Та картина мира из древности, то восприятие, вообще, японцами, ее как некоего целого, то ощущение присутствия в себе этого целого и ощущения себя частицей его, — всегда ставило творческих людей в зависимое положение от окружающего. То есть этот человек — не творец, а он — проводник, как те отшельники-проводники в горы.

Вот и я про дневник — путешествия — пишу.

Тоса-никки, 935г.

Это самый ранний лирический дневник.
Считается, что написал его Ки-но Цураюки и начинается он так: «Полагают, что дневники пишут обычно мужчины. И все же я взяла на себя этот труд, чтобы посмотреть, что тут может сделать женщина». 

В тексте много пятистиший, принадлежащих поэту, поэтому и делается предположение о его авторстве. Да и родоначальником жанра традиционно должен быть мужчина. Вот этот вот момент, кстати, интересный — все начальное, зарождающееся — должно идти от мужчины. Даже если это немного не входит в концепт некоего видения, все равно и непрестанно. Расставили приоритеты, выявили главное и объявили главное мужским деянием. Непременно.

Дневник был написан во время возвращения в столицу морем губернатора провинции Тоса (Предположительно Ки-но Цураюки). Незадолго до этого у него умерла малолетняя дочь, и часто в стихотворениях звучит грусть о скоротечности жизни. Описано 55 дней путешествия, и так как в свиту входили и дети и женщины, родственники чиновников, то вполне вероятно, что женщина и писала дневник, записывая стихи Ки-но Цураюки, которые вплетены в повествование.

Но, с другой стороны, трудно поверить, что такой талантливый поэт мог кому-то доверить записи в личный дневник…

Почему же он мог писать от имени женщины?!
Ну, во-первых, соблюдая статусность.

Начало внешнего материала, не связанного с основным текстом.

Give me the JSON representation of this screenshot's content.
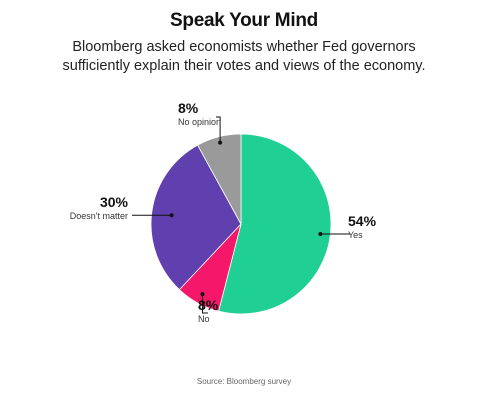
{
  "chart_data": {
    "type": "pie",
    "title": "Speak Your Mind",
    "subtitle": [
      "Bloomberg asked economists whether Fed governors",
      "sufficiently explain their votes and views of the economy."
    ],
    "slices": [
      {
        "label": "Yes",
        "value": 54,
        "value_label": "54%",
        "color": "#1fcf93"
      },
      {
        "label": "No",
        "value": 8,
        "value_label": "8%",
        "color": "#f5176a"
      },
      {
        "label": "Doesn't matter",
        "value": 30,
        "value_label": "30%",
        "color": "#6040ae"
      },
      {
        "label": "No opinion",
        "value": 8,
        "value_label": "8%",
        "color": "#9a9a9a"
      }
    ],
    "source": "Source: Bloomberg survey"
  }
}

Он был госслужащим и писать  подобные записи было беспрецедентным занятием.
А во-вторых, дневники писались на вабуне (чисто японская письменная слоговая штука такая), а кана, в принципе, это только женское письмо — онна-дэ. Так вот признать, что мужчина мог в то время писать женским письмом —просто недопустимо.

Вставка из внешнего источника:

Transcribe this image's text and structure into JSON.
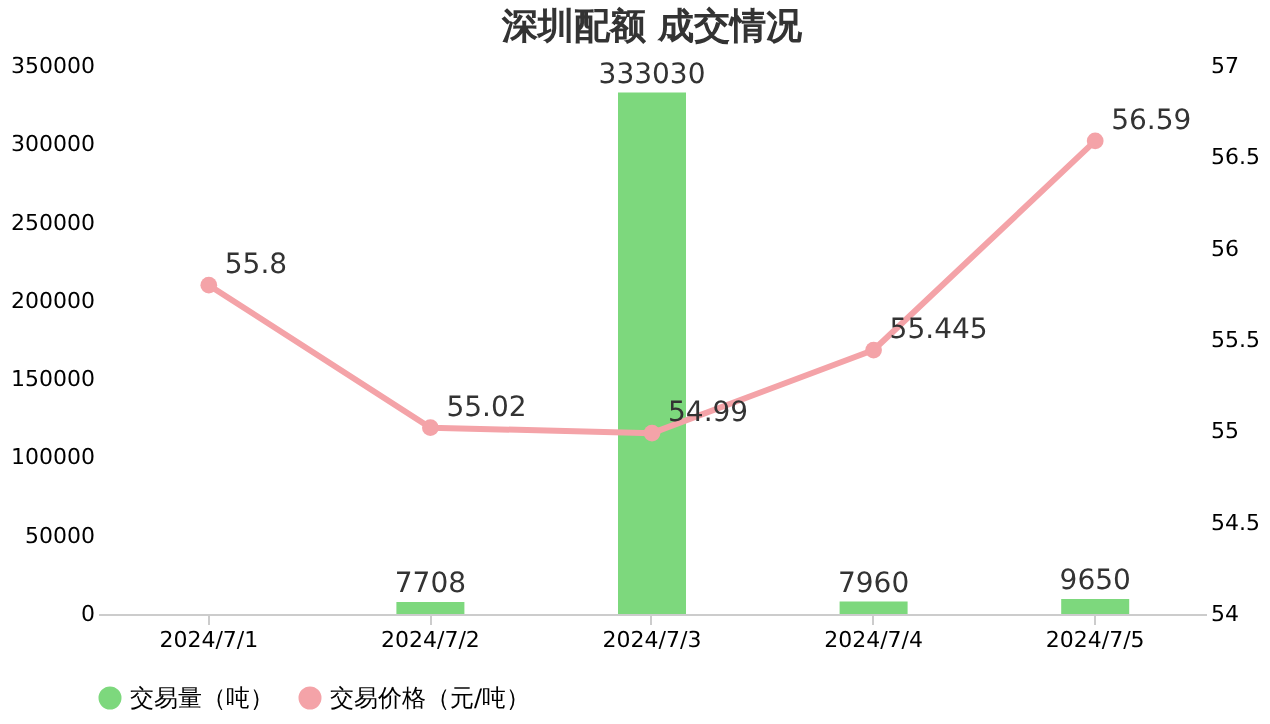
{
  "chart_data": {
    "type": "bar",
    "title": "深圳配额 成交情况",
    "categories": [
      "2024/7/1",
      "2024/7/2",
      "2024/7/3",
      "2024/7/4",
      "2024/7/5"
    ],
    "series": [
      {
        "name": "交易量（吨）",
        "color": "#7dd87d",
        "values": [
          null,
          7708,
          333030,
          7960,
          9650
        ]
      },
      {
        "name": "交易价格（元/吨）",
        "type": "line",
        "axis": "y2",
        "color": "#f4a3a8",
        "values": [
          55.8,
          55.02,
          54.99,
          55.445,
          56.59
        ]
      }
    ],
    "ylim": [
      0,
      350000
    ],
    "yticks": [
      0,
      50000,
      100000,
      150000,
      200000,
      250000,
      300000,
      350000
    ],
    "y2lim": [
      54,
      57
    ],
    "y2ticks": [
      54,
      54.5,
      55,
      55.5,
      56,
      56.5,
      57
    ],
    "data_labels": true,
    "legend": "bottom",
    "grid": false,
    "marker": "circle"
  }
}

Вот и поди угадай — мог он все-таки писать на вабуне? Или женщина была первооткрывателем жанра лирических дневников? Склоняются к первому, о чем уже упоминала выше.

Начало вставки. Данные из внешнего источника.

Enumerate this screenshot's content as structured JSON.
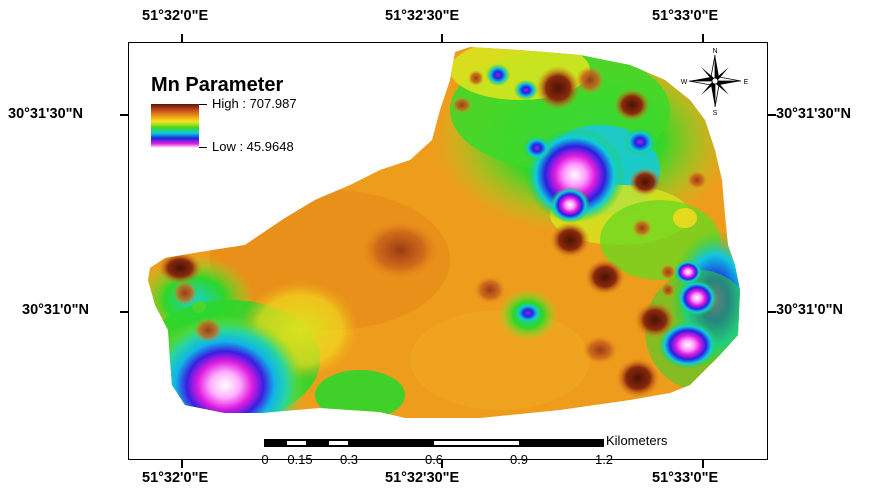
{
  "legend": {
    "title": "Mn Parameter",
    "high_label": "High : 707.987",
    "low_label": "Low : 45.9648",
    "ramp_colors": [
      "#5a1605",
      "#b8431e",
      "#f09a1a",
      "#f3e51e",
      "#41d81e",
      "#0ecde0",
      "#1a28e0",
      "#e01ce0",
      "#ffffff"
    ]
  },
  "coords": {
    "top": [
      "51°32'0\"E",
      "51°32'30\"E",
      "51°33'0\"E"
    ],
    "bottom": [
      "51°32'0\"E",
      "51°32'30\"E",
      "51°33'0\"E"
    ],
    "left": [
      "30°31'30\"N",
      "30°31'0\"N"
    ],
    "right": [
      "30°31'30\"N",
      "30°31'0\"N"
    ]
  },
  "compass": {
    "n": "N",
    "s": "S",
    "e": "E",
    "w": "W",
    "icon": "compass-rose-icon"
  },
  "scale_bar": {
    "unit": "Kilometers",
    "ticks": [
      "0",
      "0.15",
      "0.3",
      "0.6",
      "0.9",
      "1.2"
    ]
  }
}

Тоса-никки пронизан тонким психологизмом,  насыщенностью текста поэтическими фрагментами, описаниями мельчайших эпизодов — морские рассветы и закаты, приливы и отливы, чайки в пене морской, пена, пена как снег, и снова пена… Важная черта — упоминание поэтов прошлого и связанных с ними мест. Это тема отдельного эссе, ведь эта традиция — посещение мест, где были написаны знаменитые стихи — сохранялась очень долго, мы можем помнить паломничества Басё по поэтическим местам древности.

Я держу дневник в переводе Горегляда, и могу сказать, что его точно написал мужчина. Почему? Да потому что каждый день — пили. И — закусывали. По всей дороге к их табору стекались всякие люди, готовые поднести и чарку и креветку, а они и не отказывались.
Судите сами:

"День 22 ...все перепились до удивления: даже вблизи соленого моря шутки пошли с душком", "День 28 ...Инэ доставил вина с доброй закуской и погрузил его на корабль. Едем-едем, пьем и объедаемся", "День 1, лунный ...Кто-то заткнул бякусан якобы на ночь под корабельный навес, оттуда его потихоньку выдувало ветром и сыпало в море, так что нам стало нечего пить...", "День 1 ... в этих краях ничего не бывает, а мы не сделали закупок заранее. Только и пришлось, что обсасывать головы маринованной форели. А что, если маринованная форель может что-нибудь подумать о сосущих ее губах?!", "День 2 ...Местный настоятель прислал в дар яства и сакэ".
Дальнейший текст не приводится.